There is the occasional rare day when I can sit down and focus on one or two major projects and feel like I’ve mushed the ball forward even if it’s only by a little bit. Today wasn’t that day. The fact is, I don’t remember much of what I worked on today. I try very hard to do a mental dump on my way out the door in an effort to not drag any additional jackassery back across the river with me at the end of the day. Maintaining that massive, immutable, and nearly impenetrable wall between work and “everything else” might just be the most important thing I do on a daily basis. It’s the preserver of my sanity.
I vaguely remember that at one point or another today Outlook tried to trick me into a meeting I didn’t need to go to, and someone wanted me to fix a broken folding table, and there was a very serious discussion about where to store 30 outdoor umbrellas for the winter, and picking 8 people to take a bus ride to DC next week fell squarely on my desk. Those are exactly the kinds of things that end up being the reason actual work ends up being so often late, halfassed, or just completely blown off. You’re just going to have to trust me when I saw it’s almost never intentional.
Maybe tomorrow I’ll get some of my real work done… but I’m not overly optimistic. Some week’s just go like that. Although past performance is not a guarantee of future results, it’s often a healthy indicator. With this week so far as a guide, the best I’ll likely be able to manage is keeping my head down and trudging on towards the weekend. At least it’s no longer in any way surprising that this is how the “real world” works.
When I worked in the District, the most important question asked at every social engagement was some variation on “What do you do?” or “Who do you work for?” The answer, of course, would immediately raise or lower your social standing or level of attractiveness. There was a while there I was introducing myself as Jeff, the young and idealistic Chief of Legislative Affairs for Some Random Made Up Hippy Dippy Non-Profit. That had way more cache than being a bureaucrat from deep within the bowels of some big agency.
To those who know me, I often answered the question with a touch more realism. When asked what I did, my stock response was almost always “I do PowerPoint.” For long stretches of my career it had the additional benefit of also being largely true. There was a while there I could diddle a PowerPoint the same way a virtuoso can make a Stradivarius violin sing. Plus it always seemed just a little bit funnier than the usual, “I could tell you, but I’d have to kill you.”

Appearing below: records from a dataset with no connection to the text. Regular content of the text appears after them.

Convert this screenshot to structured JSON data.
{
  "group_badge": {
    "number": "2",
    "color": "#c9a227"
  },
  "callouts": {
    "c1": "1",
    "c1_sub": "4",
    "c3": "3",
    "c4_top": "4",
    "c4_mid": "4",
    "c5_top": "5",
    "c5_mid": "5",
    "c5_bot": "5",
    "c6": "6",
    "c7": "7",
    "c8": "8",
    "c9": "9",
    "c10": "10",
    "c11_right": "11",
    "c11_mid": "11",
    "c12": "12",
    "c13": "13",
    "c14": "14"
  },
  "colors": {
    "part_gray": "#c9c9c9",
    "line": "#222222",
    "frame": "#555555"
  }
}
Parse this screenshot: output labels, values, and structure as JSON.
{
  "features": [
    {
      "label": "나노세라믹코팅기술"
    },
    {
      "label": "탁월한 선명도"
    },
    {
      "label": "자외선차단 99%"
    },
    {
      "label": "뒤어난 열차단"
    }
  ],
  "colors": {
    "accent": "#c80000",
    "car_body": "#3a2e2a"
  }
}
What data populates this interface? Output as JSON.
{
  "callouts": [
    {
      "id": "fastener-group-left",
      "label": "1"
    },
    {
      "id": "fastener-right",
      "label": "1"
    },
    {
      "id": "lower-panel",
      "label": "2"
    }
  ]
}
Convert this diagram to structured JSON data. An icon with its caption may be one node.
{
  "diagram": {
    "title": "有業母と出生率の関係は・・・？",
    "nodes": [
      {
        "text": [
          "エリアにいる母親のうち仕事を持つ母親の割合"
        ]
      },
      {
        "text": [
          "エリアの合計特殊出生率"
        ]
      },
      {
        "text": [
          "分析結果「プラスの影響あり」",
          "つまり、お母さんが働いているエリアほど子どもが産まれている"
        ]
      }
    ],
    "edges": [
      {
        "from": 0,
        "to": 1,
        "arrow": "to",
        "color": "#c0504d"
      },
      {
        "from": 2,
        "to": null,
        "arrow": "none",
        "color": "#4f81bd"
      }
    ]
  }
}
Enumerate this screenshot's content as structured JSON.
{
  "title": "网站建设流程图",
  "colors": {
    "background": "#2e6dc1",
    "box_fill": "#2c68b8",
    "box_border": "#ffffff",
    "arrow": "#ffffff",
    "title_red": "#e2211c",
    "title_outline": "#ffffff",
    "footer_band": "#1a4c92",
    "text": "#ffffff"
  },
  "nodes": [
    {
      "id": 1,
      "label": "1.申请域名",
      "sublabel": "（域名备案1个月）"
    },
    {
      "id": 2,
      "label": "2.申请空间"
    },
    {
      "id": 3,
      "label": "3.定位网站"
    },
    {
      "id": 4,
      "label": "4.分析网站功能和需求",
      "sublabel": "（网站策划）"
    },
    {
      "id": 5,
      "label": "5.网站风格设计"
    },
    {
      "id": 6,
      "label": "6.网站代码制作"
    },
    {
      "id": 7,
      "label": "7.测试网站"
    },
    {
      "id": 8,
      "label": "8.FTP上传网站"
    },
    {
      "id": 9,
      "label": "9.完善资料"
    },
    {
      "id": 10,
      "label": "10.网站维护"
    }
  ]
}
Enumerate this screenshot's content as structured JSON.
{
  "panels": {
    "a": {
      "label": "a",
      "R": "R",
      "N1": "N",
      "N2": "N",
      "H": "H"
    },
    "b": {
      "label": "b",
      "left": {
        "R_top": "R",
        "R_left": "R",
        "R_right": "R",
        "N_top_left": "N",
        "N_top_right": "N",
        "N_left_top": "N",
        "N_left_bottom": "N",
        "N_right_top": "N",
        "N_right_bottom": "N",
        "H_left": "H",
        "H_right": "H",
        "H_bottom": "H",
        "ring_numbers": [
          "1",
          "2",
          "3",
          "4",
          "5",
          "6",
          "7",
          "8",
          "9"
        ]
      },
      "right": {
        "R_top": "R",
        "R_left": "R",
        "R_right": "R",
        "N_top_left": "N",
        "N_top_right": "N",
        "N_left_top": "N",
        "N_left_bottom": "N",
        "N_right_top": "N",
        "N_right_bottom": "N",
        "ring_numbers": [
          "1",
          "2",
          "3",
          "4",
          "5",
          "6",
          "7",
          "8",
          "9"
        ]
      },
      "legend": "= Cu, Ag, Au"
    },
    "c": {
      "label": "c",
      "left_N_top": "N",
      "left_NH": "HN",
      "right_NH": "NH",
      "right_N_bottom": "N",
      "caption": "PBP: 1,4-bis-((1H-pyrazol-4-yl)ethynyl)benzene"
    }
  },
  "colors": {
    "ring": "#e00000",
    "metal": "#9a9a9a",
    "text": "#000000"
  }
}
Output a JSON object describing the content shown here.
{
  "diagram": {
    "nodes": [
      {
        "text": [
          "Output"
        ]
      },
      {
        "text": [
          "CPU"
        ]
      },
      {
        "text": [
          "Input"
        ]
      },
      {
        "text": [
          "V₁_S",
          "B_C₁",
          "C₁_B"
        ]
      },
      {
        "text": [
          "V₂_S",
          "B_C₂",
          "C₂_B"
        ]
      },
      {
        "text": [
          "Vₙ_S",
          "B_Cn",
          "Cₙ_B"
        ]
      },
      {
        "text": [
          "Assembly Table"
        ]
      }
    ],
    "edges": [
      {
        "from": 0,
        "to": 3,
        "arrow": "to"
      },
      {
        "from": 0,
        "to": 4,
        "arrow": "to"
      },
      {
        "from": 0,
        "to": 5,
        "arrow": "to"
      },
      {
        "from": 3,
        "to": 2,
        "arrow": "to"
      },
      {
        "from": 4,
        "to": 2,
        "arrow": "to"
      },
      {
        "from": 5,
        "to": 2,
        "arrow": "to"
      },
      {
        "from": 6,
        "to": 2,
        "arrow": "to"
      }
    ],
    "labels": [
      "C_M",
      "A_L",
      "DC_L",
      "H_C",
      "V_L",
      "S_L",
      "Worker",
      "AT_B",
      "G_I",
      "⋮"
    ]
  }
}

Now if people ask, well, the answer always comes with a little less humor. What do I do? Depending on the day you ask, I either have meetings about meetings or I’m the Organizational Party Planner in Chief. The irony of an arch misanthrope being the touch point for planning your next 1500 person event isn’t in any way lost on me. It’s one of the reasons I know the universe has a sense of humor.
At least when the time comes to punch out of here, I’ll know that I am fully prepared to begin my second career as the most overly officious and bureaucratic wedding planner in all of human history… because dealing with overly sensitive, emotional clients who want their special day to be just perfect sounds an awful lot like dealing with the day-to-day demands of your run of the mill general officer. The only thing missing is the poofy white dress.